In "Cause and Consequences", the last chapter of The Great Crash 1929, JK Galbraith offers his explanation for why the Great Depression rather than a typical recession followed the stock market collapse. Or, as he put it, why the economy was "fundamentally unsound" in the run-up to the stock market crash that led to a prolonged slump. There are five reasons given (beginning on pg. 177 of the 2009 Mariner paperback, for those wishing to follow at home), and it's worth thinking about each to see how they may or may not relate to today. I'm going to do them in a series for the sake of brevity. This is the first.
Galbraith's first reason given for why the stock market collapse plunged the real economy into deep depression is the large amount of income inequality. Galbraith writes:
This highly unequal income distribution meant that the economy was dependent on a high level of investment or a high level of luxury consumer spending or both. The rich cannot buy great quantities of bread. ... Both investment and luxury spending are subject, inevitably, to more erratic influences and to wider fluctuations that the bread and rent outlays of the $25-a-week workman. This high-bracket spending and investment was especially susceptible, one may assume, to the crushing news from the stock market in October of 1929.
It's well-established that US income inequality increased dramatically over the two decades prior to the 2008 crash. Here's a snapshot of the share of national income going to the top 10% of income earners from the famous Piketty/Saez historical study of the American income distribution (labelled and discussed by Krugman here)

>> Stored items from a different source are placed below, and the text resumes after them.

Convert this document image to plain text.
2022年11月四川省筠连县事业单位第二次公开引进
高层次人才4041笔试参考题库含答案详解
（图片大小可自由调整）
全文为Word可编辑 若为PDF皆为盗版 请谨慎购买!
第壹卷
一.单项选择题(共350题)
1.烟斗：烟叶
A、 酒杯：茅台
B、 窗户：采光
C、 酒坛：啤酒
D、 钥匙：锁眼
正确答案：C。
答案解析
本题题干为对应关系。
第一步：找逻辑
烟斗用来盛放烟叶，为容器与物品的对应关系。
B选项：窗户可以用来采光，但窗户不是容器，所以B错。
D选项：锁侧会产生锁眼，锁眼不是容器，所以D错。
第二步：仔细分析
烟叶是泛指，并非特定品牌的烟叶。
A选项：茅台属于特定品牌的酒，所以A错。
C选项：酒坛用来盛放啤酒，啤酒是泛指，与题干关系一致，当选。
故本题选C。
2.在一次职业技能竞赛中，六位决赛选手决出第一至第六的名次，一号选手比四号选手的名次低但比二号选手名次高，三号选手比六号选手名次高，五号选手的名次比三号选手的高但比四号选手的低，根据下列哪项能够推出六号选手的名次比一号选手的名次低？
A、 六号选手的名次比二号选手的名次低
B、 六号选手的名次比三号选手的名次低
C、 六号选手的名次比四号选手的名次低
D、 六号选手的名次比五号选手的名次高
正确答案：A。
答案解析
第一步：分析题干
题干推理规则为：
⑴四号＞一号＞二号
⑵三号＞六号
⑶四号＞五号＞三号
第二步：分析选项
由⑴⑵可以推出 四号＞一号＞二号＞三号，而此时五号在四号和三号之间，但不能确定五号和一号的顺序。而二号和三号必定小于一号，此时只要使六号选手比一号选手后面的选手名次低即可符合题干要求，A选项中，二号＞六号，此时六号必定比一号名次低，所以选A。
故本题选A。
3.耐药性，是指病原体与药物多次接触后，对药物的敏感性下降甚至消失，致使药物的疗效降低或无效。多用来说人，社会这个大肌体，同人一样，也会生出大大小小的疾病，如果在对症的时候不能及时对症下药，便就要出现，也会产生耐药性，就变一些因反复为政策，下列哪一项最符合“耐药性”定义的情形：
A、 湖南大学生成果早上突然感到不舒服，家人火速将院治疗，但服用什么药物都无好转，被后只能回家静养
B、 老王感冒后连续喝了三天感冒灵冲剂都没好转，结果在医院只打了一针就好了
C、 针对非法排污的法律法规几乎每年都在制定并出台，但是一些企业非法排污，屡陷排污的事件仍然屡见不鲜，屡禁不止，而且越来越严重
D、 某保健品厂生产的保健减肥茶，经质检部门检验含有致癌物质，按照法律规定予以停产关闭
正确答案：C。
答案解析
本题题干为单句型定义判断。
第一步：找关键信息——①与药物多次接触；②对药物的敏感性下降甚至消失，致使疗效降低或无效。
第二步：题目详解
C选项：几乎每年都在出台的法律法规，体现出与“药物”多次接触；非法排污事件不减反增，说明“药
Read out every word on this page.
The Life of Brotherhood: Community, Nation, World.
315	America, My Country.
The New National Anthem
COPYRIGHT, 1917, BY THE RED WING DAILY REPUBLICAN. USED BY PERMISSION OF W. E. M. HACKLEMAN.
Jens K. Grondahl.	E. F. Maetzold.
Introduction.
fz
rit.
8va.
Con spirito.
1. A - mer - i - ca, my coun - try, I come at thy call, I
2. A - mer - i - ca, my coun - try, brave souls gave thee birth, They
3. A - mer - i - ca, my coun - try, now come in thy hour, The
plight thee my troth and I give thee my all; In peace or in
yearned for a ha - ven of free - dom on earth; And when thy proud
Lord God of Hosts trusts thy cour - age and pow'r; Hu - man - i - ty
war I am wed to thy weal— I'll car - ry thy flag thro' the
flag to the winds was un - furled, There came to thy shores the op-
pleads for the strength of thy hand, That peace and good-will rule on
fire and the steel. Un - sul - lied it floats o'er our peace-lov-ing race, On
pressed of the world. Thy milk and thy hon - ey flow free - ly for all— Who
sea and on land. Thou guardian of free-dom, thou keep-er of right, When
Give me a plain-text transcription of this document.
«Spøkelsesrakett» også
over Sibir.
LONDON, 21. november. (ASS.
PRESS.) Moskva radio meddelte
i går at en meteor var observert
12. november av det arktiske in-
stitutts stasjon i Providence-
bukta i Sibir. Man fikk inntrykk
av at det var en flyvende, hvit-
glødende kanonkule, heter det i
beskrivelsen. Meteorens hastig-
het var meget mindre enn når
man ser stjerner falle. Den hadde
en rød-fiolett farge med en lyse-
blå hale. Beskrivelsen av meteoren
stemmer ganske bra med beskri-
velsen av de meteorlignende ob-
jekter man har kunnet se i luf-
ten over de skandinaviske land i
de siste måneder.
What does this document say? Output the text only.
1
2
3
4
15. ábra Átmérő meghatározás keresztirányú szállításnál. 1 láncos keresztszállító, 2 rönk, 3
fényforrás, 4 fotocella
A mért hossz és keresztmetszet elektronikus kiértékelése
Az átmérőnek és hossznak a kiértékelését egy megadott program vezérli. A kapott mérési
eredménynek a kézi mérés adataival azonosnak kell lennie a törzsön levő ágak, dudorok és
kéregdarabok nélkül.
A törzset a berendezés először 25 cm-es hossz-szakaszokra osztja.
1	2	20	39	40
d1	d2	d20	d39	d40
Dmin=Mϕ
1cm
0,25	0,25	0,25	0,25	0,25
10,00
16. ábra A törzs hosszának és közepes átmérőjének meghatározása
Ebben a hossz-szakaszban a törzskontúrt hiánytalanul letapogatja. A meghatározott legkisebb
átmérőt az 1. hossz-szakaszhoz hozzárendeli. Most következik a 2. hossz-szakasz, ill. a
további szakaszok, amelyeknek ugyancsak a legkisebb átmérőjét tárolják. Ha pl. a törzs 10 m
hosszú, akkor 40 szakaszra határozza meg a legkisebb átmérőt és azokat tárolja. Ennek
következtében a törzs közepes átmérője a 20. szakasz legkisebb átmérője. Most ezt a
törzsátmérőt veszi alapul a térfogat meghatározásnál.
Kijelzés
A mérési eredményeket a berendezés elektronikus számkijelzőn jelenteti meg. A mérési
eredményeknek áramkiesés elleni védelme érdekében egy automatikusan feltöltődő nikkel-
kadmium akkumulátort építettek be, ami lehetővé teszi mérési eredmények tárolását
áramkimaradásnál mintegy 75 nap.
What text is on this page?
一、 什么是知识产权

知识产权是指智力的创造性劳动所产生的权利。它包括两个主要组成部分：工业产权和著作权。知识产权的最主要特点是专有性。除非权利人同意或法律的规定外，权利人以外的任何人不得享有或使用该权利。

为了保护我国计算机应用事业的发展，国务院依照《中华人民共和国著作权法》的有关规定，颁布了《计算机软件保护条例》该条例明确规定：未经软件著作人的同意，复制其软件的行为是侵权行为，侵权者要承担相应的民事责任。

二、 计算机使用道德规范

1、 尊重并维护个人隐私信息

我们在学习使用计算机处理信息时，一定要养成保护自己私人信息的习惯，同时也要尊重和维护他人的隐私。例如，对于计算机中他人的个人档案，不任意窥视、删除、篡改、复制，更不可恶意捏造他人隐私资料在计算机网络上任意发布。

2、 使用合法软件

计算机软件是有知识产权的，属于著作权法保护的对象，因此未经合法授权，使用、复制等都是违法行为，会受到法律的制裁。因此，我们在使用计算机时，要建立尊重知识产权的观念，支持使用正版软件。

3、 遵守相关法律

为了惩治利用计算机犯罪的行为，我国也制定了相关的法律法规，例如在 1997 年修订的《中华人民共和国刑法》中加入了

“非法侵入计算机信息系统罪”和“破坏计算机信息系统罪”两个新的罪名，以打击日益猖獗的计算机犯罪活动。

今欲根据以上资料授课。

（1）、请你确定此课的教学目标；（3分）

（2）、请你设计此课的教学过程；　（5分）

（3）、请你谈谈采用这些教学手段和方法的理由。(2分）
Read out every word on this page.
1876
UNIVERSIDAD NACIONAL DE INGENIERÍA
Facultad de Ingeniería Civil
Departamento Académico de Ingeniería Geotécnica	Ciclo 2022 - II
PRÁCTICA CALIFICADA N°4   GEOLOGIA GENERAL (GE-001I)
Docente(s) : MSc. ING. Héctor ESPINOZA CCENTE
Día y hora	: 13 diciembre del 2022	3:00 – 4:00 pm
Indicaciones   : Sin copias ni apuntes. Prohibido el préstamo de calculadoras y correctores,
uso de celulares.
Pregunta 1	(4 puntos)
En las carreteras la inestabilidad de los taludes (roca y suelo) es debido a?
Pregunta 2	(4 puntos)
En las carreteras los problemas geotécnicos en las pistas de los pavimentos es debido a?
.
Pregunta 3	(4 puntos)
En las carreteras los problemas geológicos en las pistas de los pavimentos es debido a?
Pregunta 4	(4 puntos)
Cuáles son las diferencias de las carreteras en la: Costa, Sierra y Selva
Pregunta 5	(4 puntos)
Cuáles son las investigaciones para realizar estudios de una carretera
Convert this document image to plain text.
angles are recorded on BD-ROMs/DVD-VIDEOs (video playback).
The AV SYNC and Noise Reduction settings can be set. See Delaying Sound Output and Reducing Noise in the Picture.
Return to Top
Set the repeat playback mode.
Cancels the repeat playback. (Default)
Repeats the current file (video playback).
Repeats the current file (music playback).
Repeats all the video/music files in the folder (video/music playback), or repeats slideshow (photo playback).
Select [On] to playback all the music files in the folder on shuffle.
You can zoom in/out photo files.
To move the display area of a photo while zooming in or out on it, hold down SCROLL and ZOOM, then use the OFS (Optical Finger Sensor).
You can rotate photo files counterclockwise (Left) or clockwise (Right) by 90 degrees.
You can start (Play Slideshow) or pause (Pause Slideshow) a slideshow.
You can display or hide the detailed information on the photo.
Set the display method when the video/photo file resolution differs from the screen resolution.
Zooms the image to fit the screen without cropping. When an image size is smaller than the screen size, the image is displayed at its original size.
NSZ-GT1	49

The graph ends a few years before 2008 but the trend didn't reverse in that time. What I like about Galbraith's explanation of the role of income inequality in the Great Depression is that there is a plausible causal story: with increased inequality the economy becomes more dependent on the fortunes of the high-bracket folks to maintain demand and investment; a shock to their finances via a financial crash thus hurts more than it otherwise would. This can link up with demand-side and structural explanations of the sclerotic US recovery. Too often discussions of contemporary income inequality lacks such a mechanism, and are much more normatively framed and politically charged. That's fine, but it doesn't really help us understand how income distribution affects the broader economy.
The question is whether Gailbaith's causal story matches the present. Let's look at some data on private investment. We know that there was a slump in housing, so let's check that first:
It drops off a cliff, but notice that that begins in late-2005. This is in line with the usual story that the housing collapse preceded and perhaps caused the financial collapse by deteriorating the value of the underlying assets on which securities were backed. For Galbraith's story to be true, we'd need to see investment drop off after the financial collapse destroyed the wealth of those at the top of the income distribution. And we do:
Note that in percentage terms, the dropoff post-2008 is more severe than what occurred during the 2001 recession. My back of the envelope estimate is that investment at the trough post-2001 was ~ 88% of the pre-2001 peak; In 2008 it was 78%. Moreover, investment fell more steeply more quickly post-2008 than post-2001. But it also rebounded in a sharper V-pattern than in 2001. If Galbraith's logic held, we might expect to see the opposite: a deeper, longer investment drought. Sometime like an 'L'- or 'U'-shaped pattern of recovery.
Let's look at some consumption data:
Here we see a much bigger dropoff post-2008 than post-2001, and it persists for much longer. While we've gotten back to pre-2008 levels, we haven't yet caught back up to trend. But is this slack enough to explain the persistent malaise in labor and financial markets? And is the slack in spending and investment attributable to income inequality rather than high unemployment? Is high unemployment attributable to income inequality? There's no obvious mechanism that explains it. At least not that I can think of.
It may be that increased inequality was a symptom of structural shifts in the global economy that pre-dated the crash. An effect rather than a cause. Post-crash inequality becomes a cause of ongoing economic weakness. However as a first explanation for the Lesser Depression I'd look elsewhere.
In any case, the major political battles in the US since the financial crisis have been on issues related to income distribution: health care, financial regulation, and progressive taxation vs. expenditure austerity. Maybe we could add classic Phillips-curve battles over unemployment/inflation tradeoffs.* This suggests that the cleavages in the economy break down along at least some of these lines. But this could be a consequence of the weak economy rather than a cause of it, especially since the political scene has shifted from fire-fighting to deficit-cutting.
*Krugman and others argue that right now there isn't much of a tradeoff and I tend to agree, but neither the political leadership of the GOP nor most pundits seem to believe him.